A vital aspect to the living Buddhist tradition that we experience today is the presence of the householder tradition in Tibet.
During the 9th century the Dharma faced numerous attacks from the Tibetan king and it was the householder tradition that allowed the Dharma to be continuously transmitted and realized.
Someone who belongs to this householder tradition is called a Ngakpa, or Ngakma for women. A Ngakpa is someone who has taken a non-monastic vow. They are men and women who practice within the Vajrayana tradition and do so within the context of their normal, daily life.
The householder tradition is often called the White Sangha, because they often wore white robes or had the traditional red and white striped robe. They were artists, doctors, architects, writers and farmers. They were professionals dedicated to their practice. They were highly educated and held important roles in their communities. They often had families and worldly responsibilities, but they also devoted significant time to retreat and practice.
The ngakpas practice is one of immersion. They were the working basis through which the teachings expressed themselves. Their practice isn't purely philosophical; it is felt, lived. Samaya is the root of the ngakpa vow. This samaya or heartfelt connection is what the ngakpa or ngakpa upholds.
There are family lineages of ngakpas, where a particular practice or lineage of teachings is passed from one generation to the next. A ngakpa may also be any individual who upholds that heartfelt connection and is immersed and engaged with the teachings under a qualified lineage holder.

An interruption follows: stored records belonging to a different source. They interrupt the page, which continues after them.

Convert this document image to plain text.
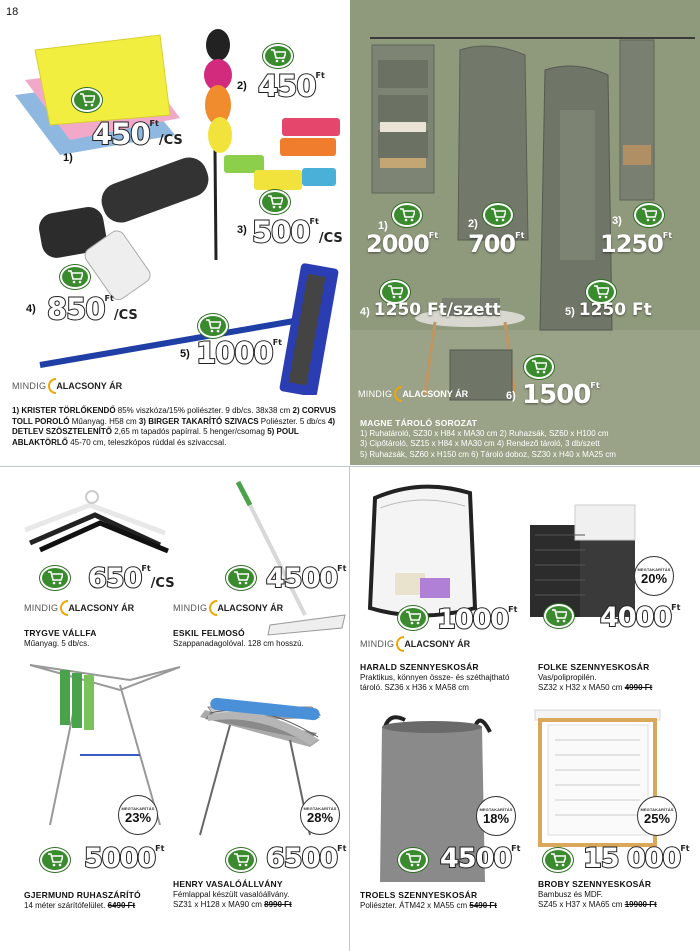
18
$450^{Ft}/CS$
1)
2) $450^{Ft}$
3) $500^{Ft}/CS$
4) $850^{Ft}/CS$
5) $1000^{Ft}$
MINDIG ALACSONY ÁR
1) KRISTER TÖRLŐKENDŐ 85% viszkóza/15% poliészter. 9 db/cs. 38x38 cm 2) CORVUS TOLL POROLÓ Műanyag. H58 cm 3) BIRGER TAKARÍTÓ SZIVACS Poliészter. 5 db/cs 4) DETLEV SZÖSZTELENÍTŐ 2,65 m tapadós papírral. 5 henger/csomag 5) POUL ABLAKTÖRLŐ 45-70 cm, teleszkópos rúddal és szivaccsal.
1)
$2000^{Ft}$
2)
$700^{Ft}$
3)
$1250^{Ft}$
4) 1250 Ft/szett	5) 1250 Ft
6) $1500^{Ft}$
MINDIG ALACSONY ÁR
MAGNE TÁROLÓ SOROZAT
1) Ruhatároló, SZ30 x H84 x MA30 cm 2) Ruhazsák, SZ60 x H100 cm
3) Cipőtároló, SZ15 x H84 x MA30 cm 4) Rendező tároló, 3 db/szett
5) Ruhazsák, SZ60 x H150 cm 6) Tároló doboz, SZ30 x H40 x MA25 cm
$650^{Ft}/CS$
MINDIG ALACSONY ÁR
TRYGVE VÁLLFA
Műanyag. 5 db/cs.
$4500^{Ft}$
MINDIG ALACSONY ÁR
ESKIL FELMOSÓ
Szappanadagolóval. 128 cm hosszú.
MEGTAKARÍTÁS
23%
MEGTAKARÍTÁS
28%
$5000^{Ft}$
GJERMUND RUHASZÁRÍTÓ
14 méter szárítófelület. 6490 Ft
$6500^{Ft}$
HENRY VASALÓÁLLVÁNY
Fémlappal készült vasalóállvány.
SZ31 x H128 x MA90 cm 8990 Ft
$1000^{Ft}$
MINDIG ALACSONY ÁR
HARALD SZENNYESKOSÁR
Praktikus, könnyen össze- és széthajtható
tároló. SZ36 x H36 x MA58 cm
MEGTAKARÍTÁS
20%
$4000^{Ft}$
FOLKE SZENNYESKOSÁR
Vas/polipropilén.
SZ32 x H32 x MA50 cm 4990 Ft
MEGTAKARÍTÁS
18%
$4500^{Ft}$
TROELS SZENNYESKOSÁR
Poliészter. ÁTM42 x MA55 cm 5490 Ft
MEGTAKARÍTÁS
25%
15 $000^{Ft}$
BROBY SZENNYESKOSÁR
Bambusz és MDF.
SZ45 x H37 x MA65 cm 19900 Ft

The ngakpas organized themselves into Houses, often naming a House after a particular region, like the Rebkhong House to which Shabkar belonged. The ngakpas organized themselves and their lives around their practice. No one really knew who the really great practitioners were. They weren't spiritual materialists who were caught up in wearing the right costume. They were dedicated to their practice and concerned with upholding that heartfelt connection and then sharing it with others. The genuine ones gained accomplishment as siddhas and the lineage flourished as a result of their practice and determination.
This householder tradition continues to this day. It is in contrast to the monastic tradition, but it is no less important. It remains a vital life line for the Dharma.